Arab & Muslim Americans are our best assets to win the War on Terror

Arab & Muslim Americans are our best assets to win the War on Terror

The anniversary of Sept. 11 will be painful for Arab and Muslim-Americans – as it will be for all Americans.


 


After the terrorist strikes, Arab and Muslim-Americans became targets for random hate and violence. They became the latest ethnic group to be singled out in an American time of crisis.


 


In the 1850s, Irish immigrants were persecuted.


 


During World War I, German immigrants were suspect.


 


During World War II, Americans of Japanese backgrounds bore the brunt of that conflict.


 


America“s legacy of nativism – the intense opposition to an internal minority because of its supposed foreign connections – reared its head again.


 


About 3 million Arab-Americans and 7 million Muslim-Americans live in the United States. Sept. 11 has had a negative effect on many of their lives. Some have paid a hefty price, dealing with discrimination at schools and at the workplace, and even facing senseless and brutal hate crimes that have led to injury and death.

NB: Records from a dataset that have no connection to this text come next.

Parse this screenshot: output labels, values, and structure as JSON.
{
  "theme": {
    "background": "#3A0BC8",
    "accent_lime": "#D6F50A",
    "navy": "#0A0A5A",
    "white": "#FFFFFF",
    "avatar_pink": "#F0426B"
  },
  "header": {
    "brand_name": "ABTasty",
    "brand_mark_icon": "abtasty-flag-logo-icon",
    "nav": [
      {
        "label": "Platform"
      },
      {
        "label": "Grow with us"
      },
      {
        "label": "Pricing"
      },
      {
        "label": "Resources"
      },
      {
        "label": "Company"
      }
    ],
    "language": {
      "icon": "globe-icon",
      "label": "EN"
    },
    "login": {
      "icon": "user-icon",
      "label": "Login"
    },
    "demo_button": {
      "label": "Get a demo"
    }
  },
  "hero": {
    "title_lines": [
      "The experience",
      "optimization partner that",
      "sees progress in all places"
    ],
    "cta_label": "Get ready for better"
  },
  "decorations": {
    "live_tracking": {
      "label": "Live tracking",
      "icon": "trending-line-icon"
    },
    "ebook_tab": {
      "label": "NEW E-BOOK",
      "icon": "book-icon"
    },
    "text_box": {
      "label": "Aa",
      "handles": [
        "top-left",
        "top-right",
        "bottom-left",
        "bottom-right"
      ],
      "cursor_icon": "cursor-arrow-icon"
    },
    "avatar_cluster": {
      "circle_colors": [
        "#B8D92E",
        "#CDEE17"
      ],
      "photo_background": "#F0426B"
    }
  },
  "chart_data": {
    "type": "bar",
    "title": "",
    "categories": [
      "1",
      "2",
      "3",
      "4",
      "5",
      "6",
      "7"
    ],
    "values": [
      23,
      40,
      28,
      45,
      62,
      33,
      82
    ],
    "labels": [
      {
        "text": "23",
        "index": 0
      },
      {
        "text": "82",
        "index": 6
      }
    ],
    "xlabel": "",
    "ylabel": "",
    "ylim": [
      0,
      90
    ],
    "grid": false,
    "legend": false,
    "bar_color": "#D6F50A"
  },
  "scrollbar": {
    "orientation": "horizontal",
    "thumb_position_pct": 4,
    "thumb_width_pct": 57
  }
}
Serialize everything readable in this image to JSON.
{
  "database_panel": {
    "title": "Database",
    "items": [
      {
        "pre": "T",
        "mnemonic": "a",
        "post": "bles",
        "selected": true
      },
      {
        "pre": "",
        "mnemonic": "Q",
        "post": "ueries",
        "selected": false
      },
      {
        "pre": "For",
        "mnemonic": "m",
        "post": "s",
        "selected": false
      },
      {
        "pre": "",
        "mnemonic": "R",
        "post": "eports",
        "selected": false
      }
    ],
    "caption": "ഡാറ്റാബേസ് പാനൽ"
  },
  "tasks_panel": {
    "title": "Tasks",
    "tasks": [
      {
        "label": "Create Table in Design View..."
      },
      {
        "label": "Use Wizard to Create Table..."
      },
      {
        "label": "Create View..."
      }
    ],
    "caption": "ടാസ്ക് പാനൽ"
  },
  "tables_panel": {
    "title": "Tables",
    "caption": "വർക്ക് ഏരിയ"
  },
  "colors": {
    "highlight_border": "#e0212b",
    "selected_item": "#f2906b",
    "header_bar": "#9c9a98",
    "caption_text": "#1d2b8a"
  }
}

Arab Americans are willing to serve the USA and would love to. They actually have been serving in the military, law enforcement and other places in the federal government. Remember General Abizaid, the former Commander of American troops in Iraq: he is an Arab-American who is fluent in Arabic.

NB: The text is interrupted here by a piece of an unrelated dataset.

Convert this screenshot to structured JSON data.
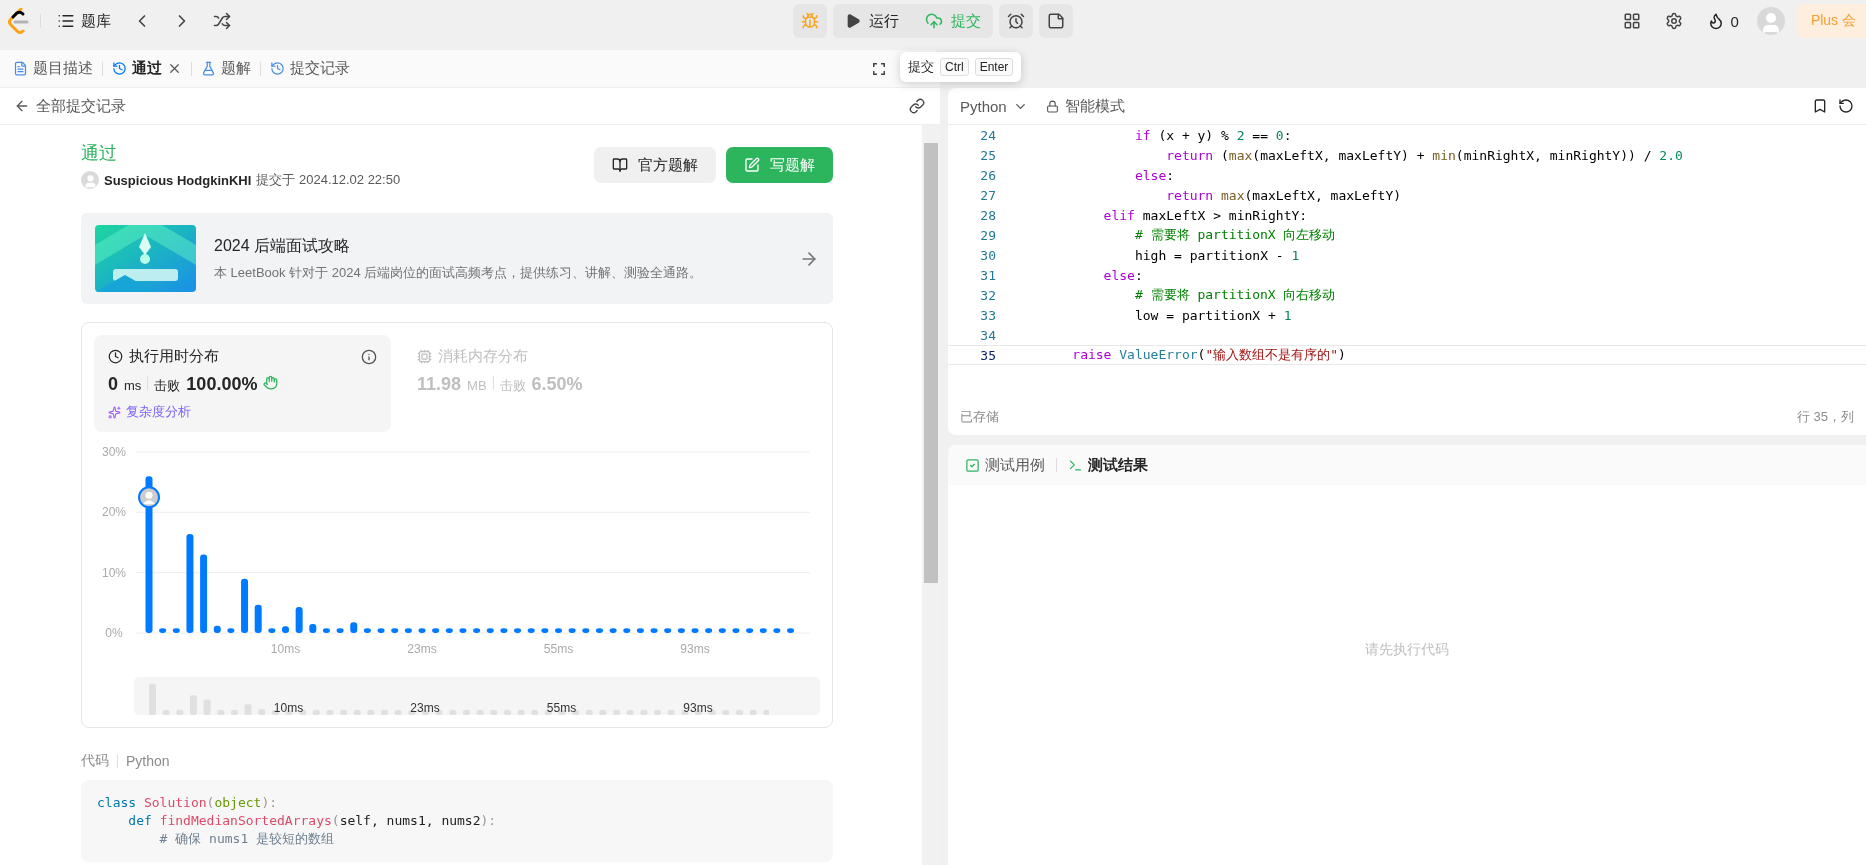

According to government statistics, hate crimes and discriminatory acts against Arab-Americans, Muslim-Americans or those perceived to be of Middle Eastern origins in the United States rose dramatically after Sept. 11.


 


Some in position of influence in the media or in the religious sector fanned these acts of hatred. On Sept. 13, 2001, columnist Ann Coulter, on National Review Online, said: “We should invade Muslim countries, kill their leaders and convert them to Christianity.”


 


Televangelist Pat Robertson called Muslims “worse than Nazis.” The Rev. Jerry Falwell labeled the Prophet Muhammad a “terrorist.” The Rev. Franklin Graham called Islam “a very evil and wicked religion.”


 


Fear spread through the Arab-American and Muslim-American communities.


 


The USA Patriot Act diminished the rights of immigrants and allowed the government to round up people by the hundreds and keep them, in secret, from their families.


 


The special registration of Arab and Muslim males in America terrified communities and broke up families, as some fathers were deported on the most minor technicalities.


 


The government has managed in alienating a large segment of Arab and Muslim Americans since and before 9/11. These communities have been hearing about the Secret Evidence, the Patriot Act, selective interviews and secret deportation of young Arabs and Muslims in thousands, about possible domestic eavesdropping on their calls, snooping into their mail, bank accounts, emails, and library records, etc. Should not these efforts been focused on chasing bin Laden in Afghanistan in stead of targeting the wrong victims and rounding up the usual suspects?


 


Seven years later, have we won the hearts and minds yet?


 


Fear still pervades the Muslim-American and Arab-American communities. The horrific acts of terrorism by the Sept. 11 fanatics should not impugn the patriotism of these communities.


In the wake of Sept. 11, thousands of Arab and Muslim-Americans volunteered to serve in the U.S. armed services or in law enforcement. They are protecting us. And they should be thanked, not feared or scapegoated.


Would history reveal the efforts of Arab Americans helping the U.S. win the War on Terror? Would it also reveal that so many of them were wrongfully targeted by the same government, or sometimes, by fellow citizens?


Instead, some see swift militaristic action against those who may resemble our enemies as being the best solution. But attacking innocent civilians around the globe will only inflame Arabs and Muslims and create more enemies.


 


Three years later, we must not let fear cripple us.